Питер Андерсон тоже ответил ему улыбкой, но она была скорее циничной, чем искренней.
– А если она права? Что если Мелькиор Пендред действительно был виновен?
Бенедикт покачал головой:
– Вряд ли. А ты как думаешь?
Питер был вынужден согласиться и признать, что его тоже тревожат непредвиденные последствия последнего убийства.
– Но я люблю Беверли, – добавил он.
Улыбка Бенедикта стала еще шире.
– Конечно, Питер. Я в этом не сомневаюсь. – Он допил портвейн. – Но этого недостаточно.
– Чем я вам могу помочь, Елена?
Елена редко обращалась к своему врачу. Как она убеждала себя, из-за того, что редко болеет, – и отчасти это соответствовало действительности, – но в основном это объяснялось ее нежеланием нарушать приватность собственной жизни, вмешательство в которую было неизбежно при медицинском осмотре.

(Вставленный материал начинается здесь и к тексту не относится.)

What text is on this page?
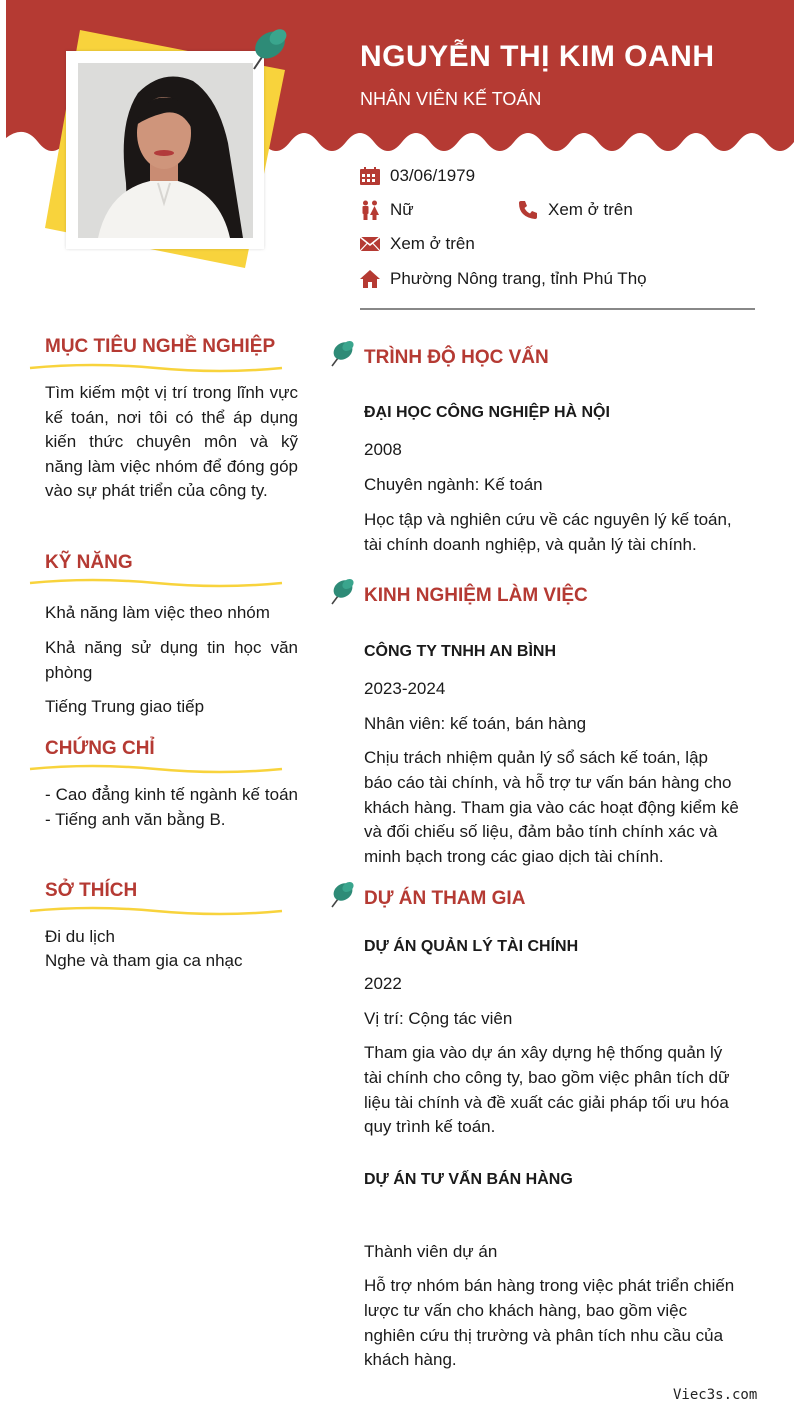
NGUYỄN THỊ KIM OANH
NHÂN VIÊN KẾ TOÁN
03/06/1979
Nữ	Xem ở trên
Xem ở trên
Phường Nông trang, tỉnh Phú Thọ
MỤC TIÊU NGHỀ NGHIỆP
Tìm kiếm một vị trí trong lĩnh vực kế toán, nơi tôi có thể áp dụng kiến thức chuyên môn và kỹ năng làm việc nhóm để đóng góp vào sự phát triển của công ty.
KỸ NĂNG
Khả năng làm việc theo nhóm
Khả năng sử dụng tin học văn phòng
Tiếng Trung giao tiếp
CHỨNG CHỈ
- Cao đẳng kinh tế ngành kế toán - Tiếng anh văn bằng B.
SỞ THÍCH
Đi du lịch
Nghe và tham gia ca nhạc
TRÌNH ĐỘ HỌC VẤN
ĐẠI HỌC CÔNG NGHIỆP HÀ NỘI
2008
Chuyên ngành: Kế toán
Học tập và nghiên cứu về các nguyên lý kế toán, tài chính doanh nghiệp, và quản lý tài chính.
KINH NGHIỆM LÀM VIỆC
CÔNG TY TNHH AN BÌNH
2023-2024
Nhân viên: kế toán, bán hàng
Chịu trách nhiệm quản lý sổ sách kế toán, lập báo cáo tài chính, và hỗ trợ tư vấn bán hàng cho khách hàng. Tham gia vào các hoạt động kiểm kê và đối chiếu số liệu, đảm bảo tính chính xác và minh bạch trong các giao dịch tài chính.
DỰ ÁN THAM GIA
DỰ ÁN QUẢN LÝ TÀI CHÍNH
2022
Vị trí: Cộng tác viên
Tham gia vào dự án xây dựng hệ thống quản lý tài chính cho công ty, bao gồm việc phân tích dữ liệu tài chính và đề xuất các giải pháp tối ưu hóa quy trình kế toán.
DỰ ÁN TƯ VẤN BÁN HÀNG
Thành viên dự án
Hỗ trợ nhóm bán hàng trong việc phát triển chiến lược tư vấn cho khách hàng, bao gồm việc nghiên cứu thị trường và phân tích nhu cầu của khách hàng.
Viec3s.com
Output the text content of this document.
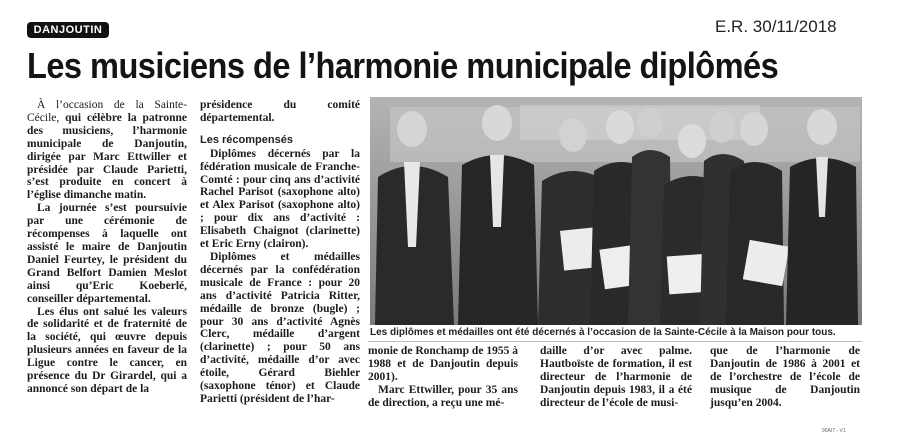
DANJOUTIN	E.R. 30/11/2018
Les musiciens de l’harmonie municipale diplômés

À l’occasion de la Sainte-Cécile, qui célèbre la patronne des musiciens, l’harmonie municipale de Danjoutin, dirigée par Marc Ettwiller et présidée par Claude Parietti, s’est produite en concert à l’église dimanche matin.

La journée s’est poursuivie par une cérémonie de récompenses à laquelle ont assisté le maire de Danjoutin Daniel Feurtey, le président du Grand Belfort Damien Meslot ainsi qu’Eric Koeberlé, conseiller départemental.

Les élus ont salué les valeurs de solidarité et de fraternité de la société, qui œuvre depuis plusieurs années en faveur de la Ligue contre le cancer, en présence du Dr Girardel, qui a annoncé son départ de la

présidence du comité départemental.

Les récompensés

Diplômes décernés par la fédération musicale de Franche-Comté : pour cinq ans d’activité Rachel Parisot (saxophone alto) et Alex Parisot (saxophone alto) ; pour dix ans d’activité : Elisabeth Chaignot (clarinette) et Eric Erny (clairon).

Diplômes et médailles décernés par la confédération musicale de France : pour 20 ans d’activité Patricia Ritter, médaille de bronze (bugle) ; pour 30 ans d’activité Agnès Clerc, médaille d’argent (clarinette) ; pour 50 ans d’activité, médaille d’or avec étoile, Gérard Biehler (saxophone ténor) et Claude Parietti (président de l’har-

Les diplômes et médailles ont été décernés à l’occasion de la Sainte-Cécile à la Maison pour tous.

monie de Ronchamp de 1955 à 1988 et de Danjoutin depuis 2001).

Marc Ettwiller, pour 35 ans de direction, a reçu une mé-

daille d’or avec palme. Hautboïste de formation, il est directeur de l’harmonie de Danjoutin depuis 1983, il a été directeur de l’école de musi-

que de l’harmonie de Danjoutin de 1986 à 2001 et de l’orchestre de l’école de musique de Danjoutin jusqu’en 2004.

90AI7 - V1
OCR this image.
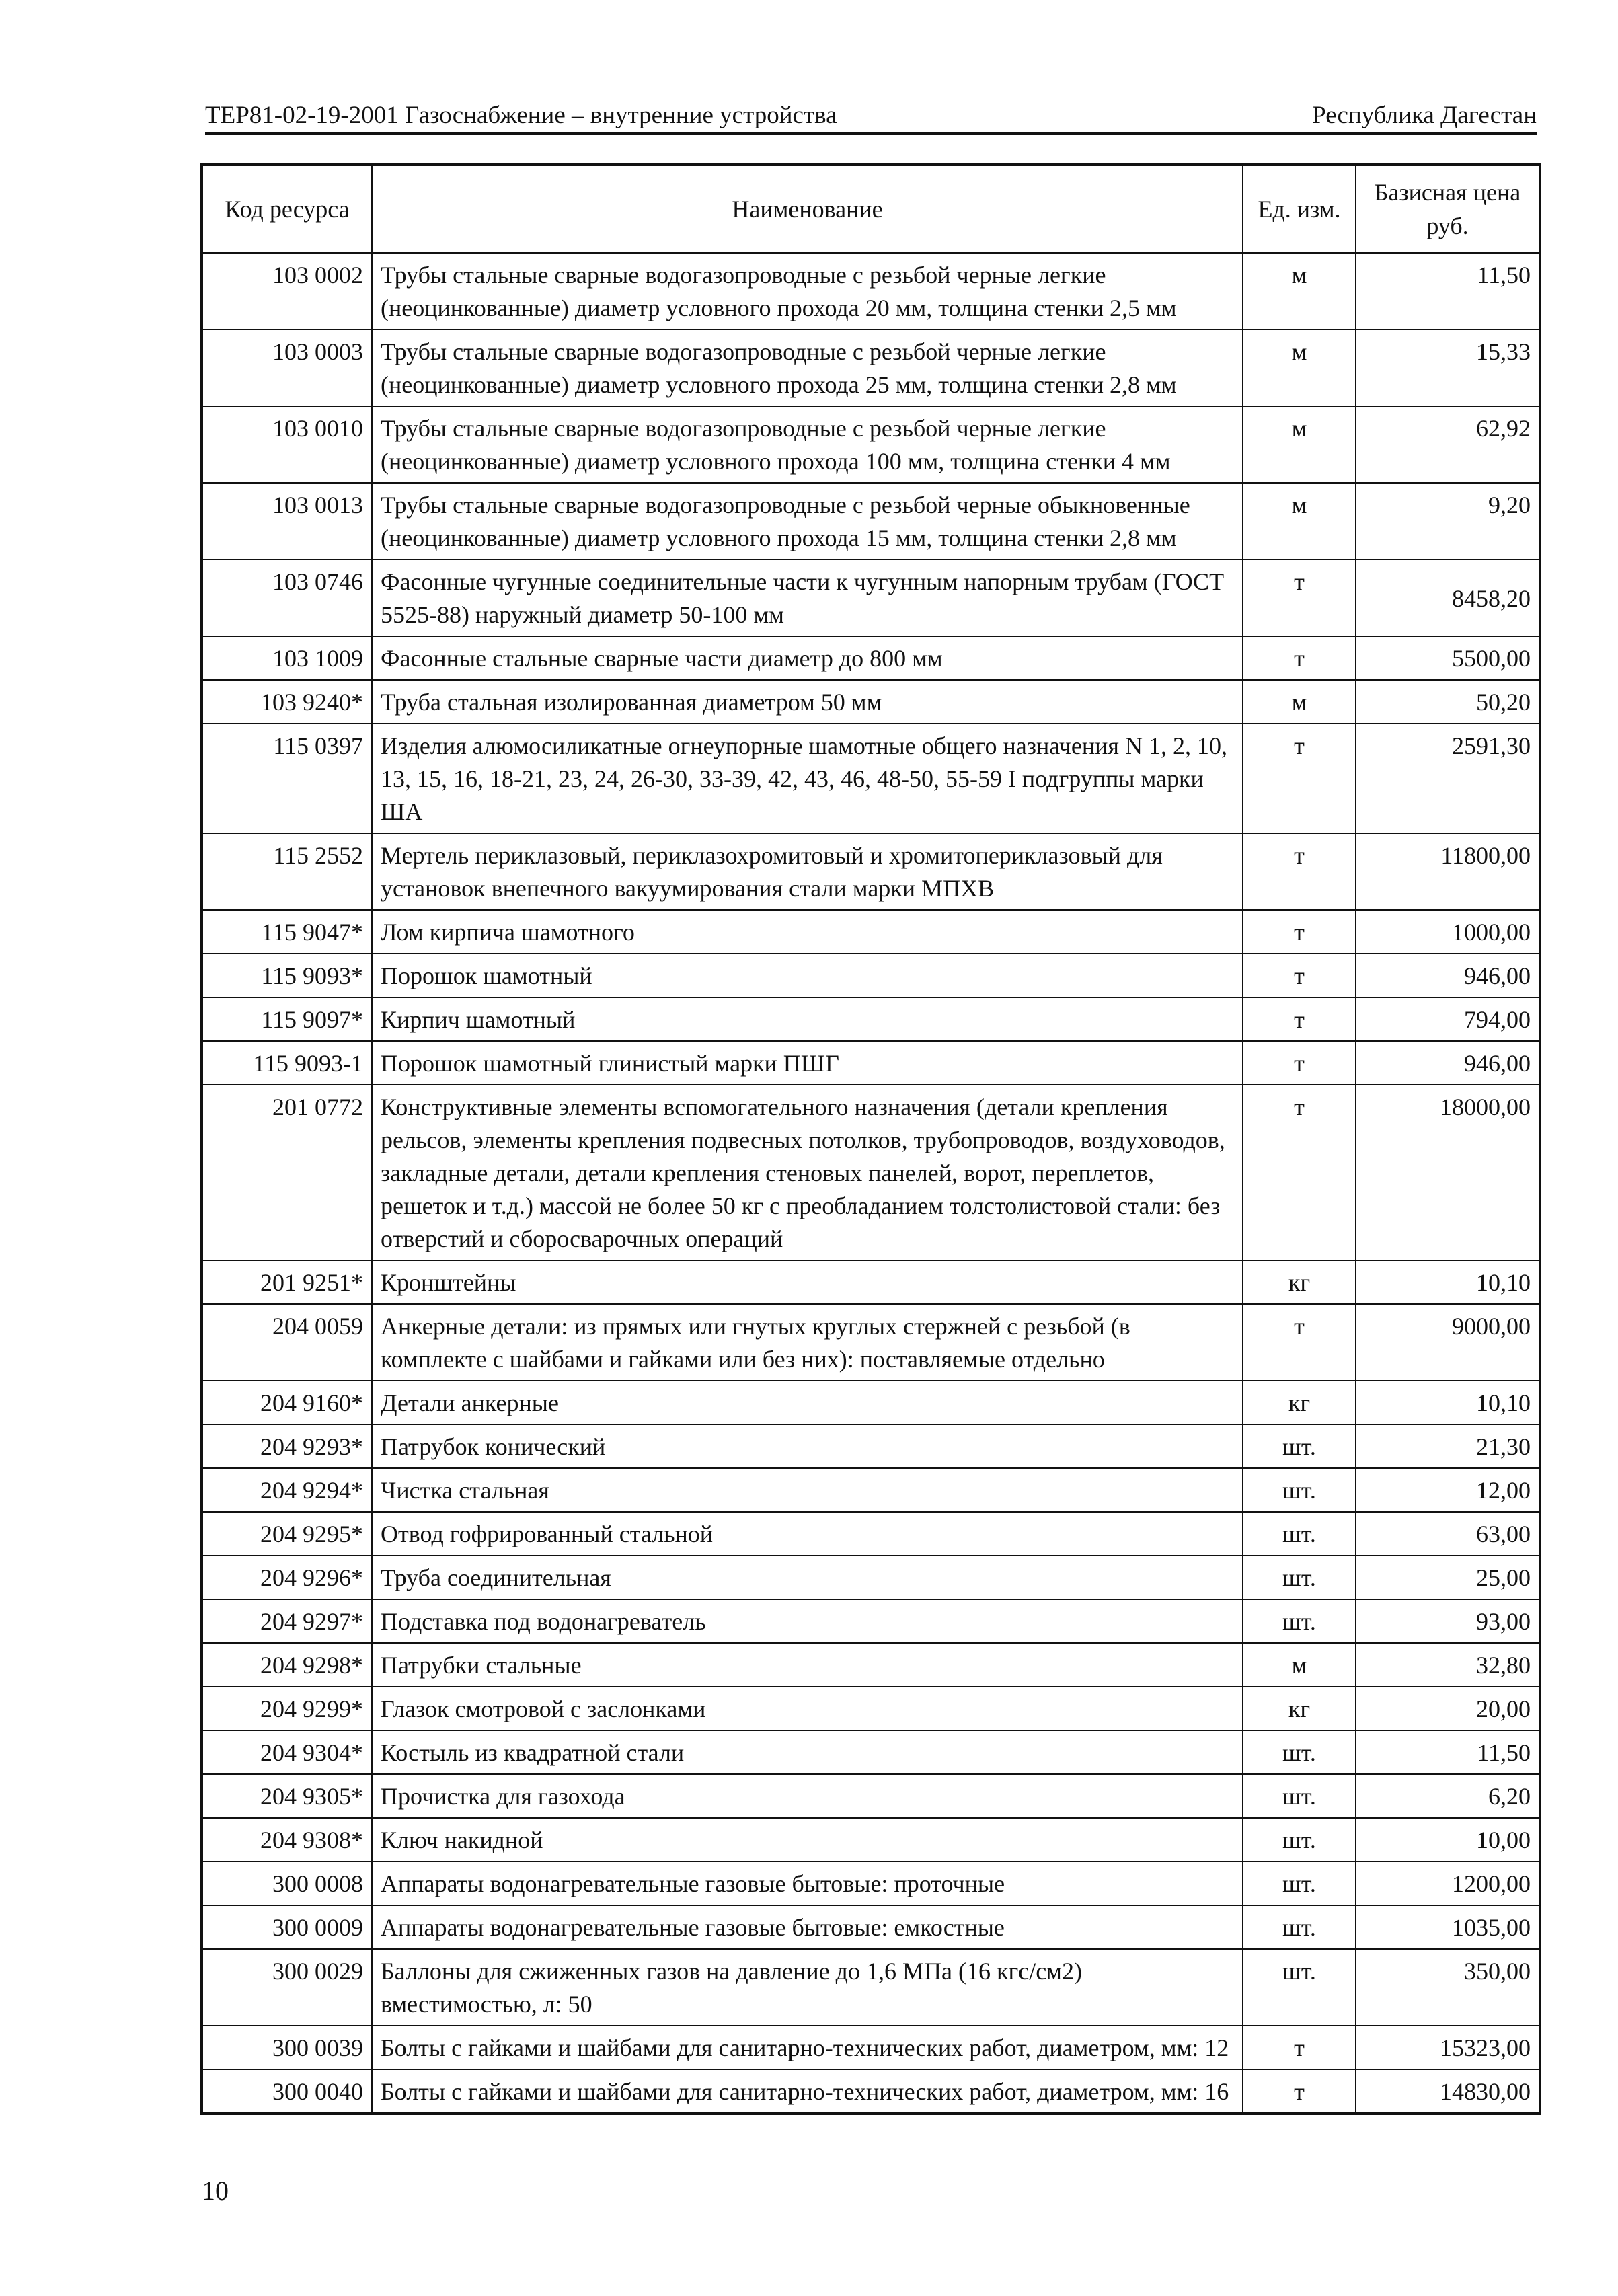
ТЕР81-02-19-2001 Газоснабжение – внутренние устройства	Республика Дагестан
Код ресурса	Наименование	Ед. изм.	Базисная цена
руб.
103 0002	Трубы стальные сварные водогазопроводные с резьбой черные легкие (неоцинкованные) диаметр условного прохода 20 мм, толщина стенки 2,5 мм	м	11,50
103 0003	Трубы стальные сварные водогазопроводные с резьбой черные легкие (неоцинкованные) диаметр условного прохода 25 мм, толщина стенки 2,8 мм	м	15,33
103 0010	Трубы стальные сварные водогазопроводные с резьбой черные легкие (неоцинкованные) диаметр условного прохода 100 мм, толщина стенки 4 мм	м	62,92
103 0013	Трубы стальные сварные водогазопроводные с резьбой черные обыкновенные (неоцинкованные) диаметр условного прохода 15 мм, толщина стенки 2,8 мм	м	9,20
103 0746	Фасонные чугунные соединительные части к чугунным напорным трубам (ГОСТ 5525-88) наружный диаметр 50-100 мм	т	8458,20
103 1009	Фасонные стальные сварные части диаметр до 800 мм	т	5500,00
103 9240*	Труба стальная изолированная диаметром 50 мм	м	50,20
115 0397	Изделия алюмосиликатные огнеупорные шамотные общего назначения N 1, 2, 10, 13, 15, 16, 18-21, 23, 24, 26-30, 33-39, 42, 43, 46, 48-50, 55-59 I подгруппы марки ША	т	2591,30
115 2552	Мертель периклазовый, периклазохромитовый и хромитопериклазовый для установок внепечного вакуумирования стали марки МПХВ	т	11800,00
115 9047*	Лом кирпича шамотного	т	1000,00
115 9093*	Порошок шамотный	т	946,00
115 9097*	Кирпич шамотный	т	794,00
115 9093-1	Порошок шамотный глинистый марки ПШГ	т	946,00
201 0772	Конструктивные элементы вспомогательного назначения (детали крепления рельсов, элементы крепления подвесных потолков, трубопроводов, воздуховодов, закладные детали, детали крепления стеновых панелей, ворот, переплетов, решеток и т.д.) массой не более 50 кг с преобладанием толстолистовой стали: без отверстий и сборосварочных операций	т	18000,00
201 9251*	Кронштейны	кг	10,10
204 0059	Анкерные детали: из прямых или гнутых круглых стержней с резьбой (в комплекте с шайбами и гайками или без них): поставляемые отдельно	т	9000,00
204 9160*	Детали анкерные	кг	10,10
204 9293*	Патрубок конический	шт.	21,30
204 9294*	Чистка стальная	шт.	12,00
204 9295*	Отвод гофрированный стальной	шт.	63,00
204 9296*	Труба соединительная	шт.	25,00
204 9297*	Подставка под водонагреватель	шт.	93,00
204 9298*	Патрубки стальные	м	32,80
204 9299*	Глазок смотровой с заслонками	кг	20,00
204 9304*	Костыль из квадратной стали	шт.	11,50
204 9305*	Прочистка для газохода	шт.	6,20
204 9308*	Ключ накидной	шт.	10,00
300 0008	Аппараты водонагревательные газовые бытовые: проточные	шт.	1200,00
300 0009	Аппараты водонагревательные газовые бытовые: емкостные	шт.	1035,00
300 0029	Баллоны для сжиженных газов на давление до 1,6 МПа (16 кгс/см2) вместимостью, л: 50	шт.	350,00
300 0039	Болты с гайками и шайбами для санитарно-технических работ, диаметром, мм: 12	т	15323,00
300 0040	Болты с гайками и шайбами для санитарно-технических работ, диаметром, мм: 16	т	14830,00
10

Не меньшее раздражение у нее вызывала и та поразительная легкость, с которой врачи называют своих пациентов по имени, словно они друзья детства, регулярно проводящие время друг с другом. Эта молодая женщина, на пару лет младше Елены, была всего лишь ее знакомой, о которой Елена не знала ничего, кроме внешности и имени.
На мгновение Елене показалось, что охватившая ее неловкость практически непереносима. А потом она вдруг невероятно просто и естественно ответила:
– Я нащупала уплотнение.
У доктора Каролины Аккерман были большие сочувствующие глаза и молодое лицо, которое, впрочем, говорило не столько о неопытности, сколько о воодушевлении и уверенности. Что-то в докторе Аккерман убеждало ее пациентов, что благодаря своей юности она может с безопасностью для себя взвалить на плечи их болячки, а тот факт, что она совсем недавно получила диплом, свидетельствовал о том, что она владеет самыми современными методами лечения.
– Уплотнение в области груди?
Елена кивнула.
На одном из листочков с голубым обрезом была сделана соответствующая запись. На столе доктора Аккерман лежала целая стопка таких листочков, сброшюрованных при помощи зеленой проволочной скрепки, и Елена всегда недоумевала, как можно доверить всю медицинскую историю ее жизни столь ненадежному вместилищу.
– С какой стороны?
– Слева.
– Когда вы его заметили?
– Пару дней тому назад.
– Есть какие-нибудь выделения из соска?
– Нет, ничего, – покачав головой, ответила Елена.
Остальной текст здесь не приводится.